It's always been like this in the technology industry; if there's an advancement that can be used as a marketing ploy...then you know it's going to get used as such. There are a whole lot of examples in the past to draw upon but, in mobile terms the big question has been, do more cores really make a difference? Last year was an interesting year for proponents of quad-core being better than dual-core. For instance, the Galaxy S III and Tegra 3 smartphones launched in different regions with different processors in order to get decent LTE experiences. The One X and S III both came with the Snapdragon S4 - a dual-core chip - in the States with Europe getting quad-core chips (specifically the Exynos 4412 and the Tegra 3). In most cases the Snapdragon S4 was more than capable of keeping up with the quad-core versions. Now, we're talking about quad-cores and octa-cores, when will it end?
Well, Qualcomm are hoping that they can quickly and easily educate us in this matter with a short-burst of "it's not a benchmark, but it is really a benchmark". Qualcomm have taken to the internet to promote their new Snapdragon 400 CPU, which is a lower-cost brother to the 600 found in the HTC One and Galaxy S IV. The Snapdragon 400 is a dual-core 1.2 Ghz CPU that packs Krait 200 CPU cores and an Adreno 305 GPU, it's designed for budget-minded devices and won't be found inside of your next flagship.
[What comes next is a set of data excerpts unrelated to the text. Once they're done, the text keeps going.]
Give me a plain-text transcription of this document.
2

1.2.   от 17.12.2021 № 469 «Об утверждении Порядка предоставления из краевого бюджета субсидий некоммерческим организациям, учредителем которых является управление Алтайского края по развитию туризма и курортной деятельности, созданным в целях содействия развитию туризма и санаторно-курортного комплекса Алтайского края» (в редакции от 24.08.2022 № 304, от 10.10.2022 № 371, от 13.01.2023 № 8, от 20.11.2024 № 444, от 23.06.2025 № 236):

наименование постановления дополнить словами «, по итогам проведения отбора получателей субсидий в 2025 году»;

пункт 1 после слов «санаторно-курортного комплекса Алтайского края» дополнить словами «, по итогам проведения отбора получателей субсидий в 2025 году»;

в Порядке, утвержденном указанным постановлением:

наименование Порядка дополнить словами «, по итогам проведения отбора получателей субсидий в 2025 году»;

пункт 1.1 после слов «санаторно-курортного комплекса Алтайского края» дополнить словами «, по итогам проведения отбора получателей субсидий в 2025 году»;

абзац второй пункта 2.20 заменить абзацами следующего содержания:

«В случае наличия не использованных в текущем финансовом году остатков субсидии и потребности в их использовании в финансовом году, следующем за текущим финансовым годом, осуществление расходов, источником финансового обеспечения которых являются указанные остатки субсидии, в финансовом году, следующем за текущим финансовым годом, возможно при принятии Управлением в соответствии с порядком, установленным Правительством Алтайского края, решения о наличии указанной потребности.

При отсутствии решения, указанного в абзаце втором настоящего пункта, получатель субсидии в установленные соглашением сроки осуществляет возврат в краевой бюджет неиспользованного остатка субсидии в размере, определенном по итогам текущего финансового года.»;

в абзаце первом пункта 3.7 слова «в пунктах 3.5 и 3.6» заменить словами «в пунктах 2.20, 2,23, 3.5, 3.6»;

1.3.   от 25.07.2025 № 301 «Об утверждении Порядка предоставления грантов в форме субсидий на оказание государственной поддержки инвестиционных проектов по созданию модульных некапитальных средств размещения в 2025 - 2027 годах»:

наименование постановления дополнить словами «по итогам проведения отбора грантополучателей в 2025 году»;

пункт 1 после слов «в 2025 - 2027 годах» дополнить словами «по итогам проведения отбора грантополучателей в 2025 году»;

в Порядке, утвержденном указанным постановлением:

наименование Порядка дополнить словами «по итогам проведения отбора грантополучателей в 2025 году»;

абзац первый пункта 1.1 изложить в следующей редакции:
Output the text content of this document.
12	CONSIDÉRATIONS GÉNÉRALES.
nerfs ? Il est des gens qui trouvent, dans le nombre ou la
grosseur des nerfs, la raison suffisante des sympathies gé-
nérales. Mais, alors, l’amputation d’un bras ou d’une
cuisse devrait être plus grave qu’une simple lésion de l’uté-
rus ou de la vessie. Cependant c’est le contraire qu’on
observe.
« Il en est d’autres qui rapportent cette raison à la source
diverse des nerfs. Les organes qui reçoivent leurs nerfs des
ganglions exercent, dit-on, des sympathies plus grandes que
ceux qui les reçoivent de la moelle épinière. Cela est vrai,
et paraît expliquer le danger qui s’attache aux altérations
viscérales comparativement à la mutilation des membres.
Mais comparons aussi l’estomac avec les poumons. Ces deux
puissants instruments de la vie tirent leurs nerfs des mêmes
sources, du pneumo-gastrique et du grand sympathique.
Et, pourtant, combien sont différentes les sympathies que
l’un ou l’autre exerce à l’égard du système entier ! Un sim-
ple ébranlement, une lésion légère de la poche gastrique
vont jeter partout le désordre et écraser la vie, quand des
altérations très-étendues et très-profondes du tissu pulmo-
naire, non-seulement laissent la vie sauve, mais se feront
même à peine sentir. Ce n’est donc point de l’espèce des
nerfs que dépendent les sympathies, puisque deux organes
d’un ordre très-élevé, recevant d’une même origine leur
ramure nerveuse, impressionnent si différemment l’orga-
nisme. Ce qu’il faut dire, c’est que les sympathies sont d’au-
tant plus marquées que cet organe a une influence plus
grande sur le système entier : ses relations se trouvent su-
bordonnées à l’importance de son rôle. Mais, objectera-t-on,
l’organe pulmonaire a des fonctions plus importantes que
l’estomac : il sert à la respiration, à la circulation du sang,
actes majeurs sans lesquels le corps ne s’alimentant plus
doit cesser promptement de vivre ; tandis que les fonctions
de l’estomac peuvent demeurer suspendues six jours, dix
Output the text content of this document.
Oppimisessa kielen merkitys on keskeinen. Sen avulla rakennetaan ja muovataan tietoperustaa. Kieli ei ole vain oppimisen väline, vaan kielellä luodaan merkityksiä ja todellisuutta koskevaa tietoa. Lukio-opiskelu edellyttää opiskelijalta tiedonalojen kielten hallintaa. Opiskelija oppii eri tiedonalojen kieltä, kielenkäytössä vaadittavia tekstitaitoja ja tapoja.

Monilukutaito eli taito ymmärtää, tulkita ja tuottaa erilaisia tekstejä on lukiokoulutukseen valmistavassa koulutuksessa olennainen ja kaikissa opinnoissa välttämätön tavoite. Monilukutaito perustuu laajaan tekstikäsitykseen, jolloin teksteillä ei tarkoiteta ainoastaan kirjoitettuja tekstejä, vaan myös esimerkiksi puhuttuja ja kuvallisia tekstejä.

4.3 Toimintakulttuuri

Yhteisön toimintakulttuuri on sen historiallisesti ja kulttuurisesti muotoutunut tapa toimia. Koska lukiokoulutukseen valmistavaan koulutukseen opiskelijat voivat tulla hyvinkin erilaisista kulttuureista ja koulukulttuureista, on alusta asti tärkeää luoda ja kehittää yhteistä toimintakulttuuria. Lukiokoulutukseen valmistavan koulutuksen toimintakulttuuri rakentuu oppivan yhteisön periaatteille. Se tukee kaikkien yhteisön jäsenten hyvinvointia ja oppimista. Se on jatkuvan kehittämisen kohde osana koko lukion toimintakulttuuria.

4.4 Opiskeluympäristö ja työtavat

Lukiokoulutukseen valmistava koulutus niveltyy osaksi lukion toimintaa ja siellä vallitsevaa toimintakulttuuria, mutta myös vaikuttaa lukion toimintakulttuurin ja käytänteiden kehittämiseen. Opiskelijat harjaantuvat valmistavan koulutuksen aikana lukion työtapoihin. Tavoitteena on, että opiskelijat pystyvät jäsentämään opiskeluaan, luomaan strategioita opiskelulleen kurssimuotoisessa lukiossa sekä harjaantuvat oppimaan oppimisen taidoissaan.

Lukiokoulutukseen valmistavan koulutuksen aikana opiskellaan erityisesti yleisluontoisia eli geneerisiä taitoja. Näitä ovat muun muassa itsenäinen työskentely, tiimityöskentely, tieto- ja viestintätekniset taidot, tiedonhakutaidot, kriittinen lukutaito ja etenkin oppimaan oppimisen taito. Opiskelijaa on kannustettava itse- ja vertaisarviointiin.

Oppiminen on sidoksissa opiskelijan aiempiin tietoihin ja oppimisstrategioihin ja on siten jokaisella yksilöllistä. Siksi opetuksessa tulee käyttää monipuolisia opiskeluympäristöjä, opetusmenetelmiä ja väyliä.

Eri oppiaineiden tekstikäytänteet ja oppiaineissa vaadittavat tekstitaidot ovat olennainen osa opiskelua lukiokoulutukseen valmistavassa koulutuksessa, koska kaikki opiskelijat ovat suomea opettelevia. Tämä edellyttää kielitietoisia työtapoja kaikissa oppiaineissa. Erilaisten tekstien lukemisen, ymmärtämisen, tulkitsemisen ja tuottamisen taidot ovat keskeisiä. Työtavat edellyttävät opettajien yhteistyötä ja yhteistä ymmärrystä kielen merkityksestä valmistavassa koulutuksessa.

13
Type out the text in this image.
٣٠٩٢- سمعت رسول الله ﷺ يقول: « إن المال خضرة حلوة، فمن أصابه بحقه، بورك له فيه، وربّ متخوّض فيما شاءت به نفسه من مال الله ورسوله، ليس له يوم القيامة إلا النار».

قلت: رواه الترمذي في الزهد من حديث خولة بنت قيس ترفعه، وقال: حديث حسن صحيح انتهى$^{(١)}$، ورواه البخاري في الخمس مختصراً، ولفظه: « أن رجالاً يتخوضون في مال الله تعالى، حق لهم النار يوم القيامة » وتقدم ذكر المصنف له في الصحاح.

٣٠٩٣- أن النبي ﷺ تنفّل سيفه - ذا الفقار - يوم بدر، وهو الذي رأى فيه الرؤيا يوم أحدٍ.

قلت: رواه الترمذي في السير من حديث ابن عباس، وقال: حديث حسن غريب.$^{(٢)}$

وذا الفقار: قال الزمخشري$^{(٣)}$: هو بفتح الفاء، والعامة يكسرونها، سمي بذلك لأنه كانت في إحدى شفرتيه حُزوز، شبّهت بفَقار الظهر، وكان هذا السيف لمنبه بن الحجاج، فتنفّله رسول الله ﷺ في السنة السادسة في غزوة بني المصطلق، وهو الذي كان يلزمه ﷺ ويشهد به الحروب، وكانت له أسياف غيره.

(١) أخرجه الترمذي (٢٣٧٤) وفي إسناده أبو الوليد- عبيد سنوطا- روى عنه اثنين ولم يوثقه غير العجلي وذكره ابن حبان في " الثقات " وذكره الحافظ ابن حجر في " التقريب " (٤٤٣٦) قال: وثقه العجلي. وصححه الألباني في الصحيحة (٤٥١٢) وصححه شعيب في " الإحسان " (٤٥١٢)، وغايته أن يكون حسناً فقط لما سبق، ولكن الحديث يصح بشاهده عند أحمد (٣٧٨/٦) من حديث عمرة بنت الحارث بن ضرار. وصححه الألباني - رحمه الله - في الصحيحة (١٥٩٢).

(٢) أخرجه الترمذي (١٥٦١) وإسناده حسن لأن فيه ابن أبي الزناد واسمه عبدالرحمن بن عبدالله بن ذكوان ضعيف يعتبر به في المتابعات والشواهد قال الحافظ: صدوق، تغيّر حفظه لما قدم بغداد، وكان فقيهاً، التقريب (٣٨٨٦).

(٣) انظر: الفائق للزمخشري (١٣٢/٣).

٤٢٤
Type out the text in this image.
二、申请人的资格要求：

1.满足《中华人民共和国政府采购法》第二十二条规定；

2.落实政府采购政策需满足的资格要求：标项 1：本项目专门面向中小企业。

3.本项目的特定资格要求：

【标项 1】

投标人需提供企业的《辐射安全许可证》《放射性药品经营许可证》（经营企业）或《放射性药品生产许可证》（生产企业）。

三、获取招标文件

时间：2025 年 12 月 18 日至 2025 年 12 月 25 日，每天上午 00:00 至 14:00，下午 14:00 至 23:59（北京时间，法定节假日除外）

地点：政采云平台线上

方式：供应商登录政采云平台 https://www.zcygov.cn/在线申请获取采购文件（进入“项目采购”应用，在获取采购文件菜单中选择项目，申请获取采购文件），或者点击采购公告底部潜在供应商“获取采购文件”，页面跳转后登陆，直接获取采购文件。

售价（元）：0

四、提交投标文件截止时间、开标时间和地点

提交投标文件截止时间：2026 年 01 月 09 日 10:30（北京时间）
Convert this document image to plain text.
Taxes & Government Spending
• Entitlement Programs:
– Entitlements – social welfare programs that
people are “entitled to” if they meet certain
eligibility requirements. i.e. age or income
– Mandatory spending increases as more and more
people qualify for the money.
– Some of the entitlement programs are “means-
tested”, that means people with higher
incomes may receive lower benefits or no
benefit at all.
Qualcomm have published a number of videos - along with some other commentary - concerning the debate of quantity of cores vs quality of cores inside of mobile devices. It's hard to say much about the tests because, Qualcomm have an "unnamed" quad-core competitor which could be anything from the MediaTek MT6589 to a Tegra 3, the point is that Qualcomm could have chosen the worst quad-core chip out there. There are 4 video tests, in which a number of things are tested, from web browsing to gaming. Take a look at the videos below and make up your own mind.
Me? Hell, if I can see it's quick I don't care how many cores are inside; about you?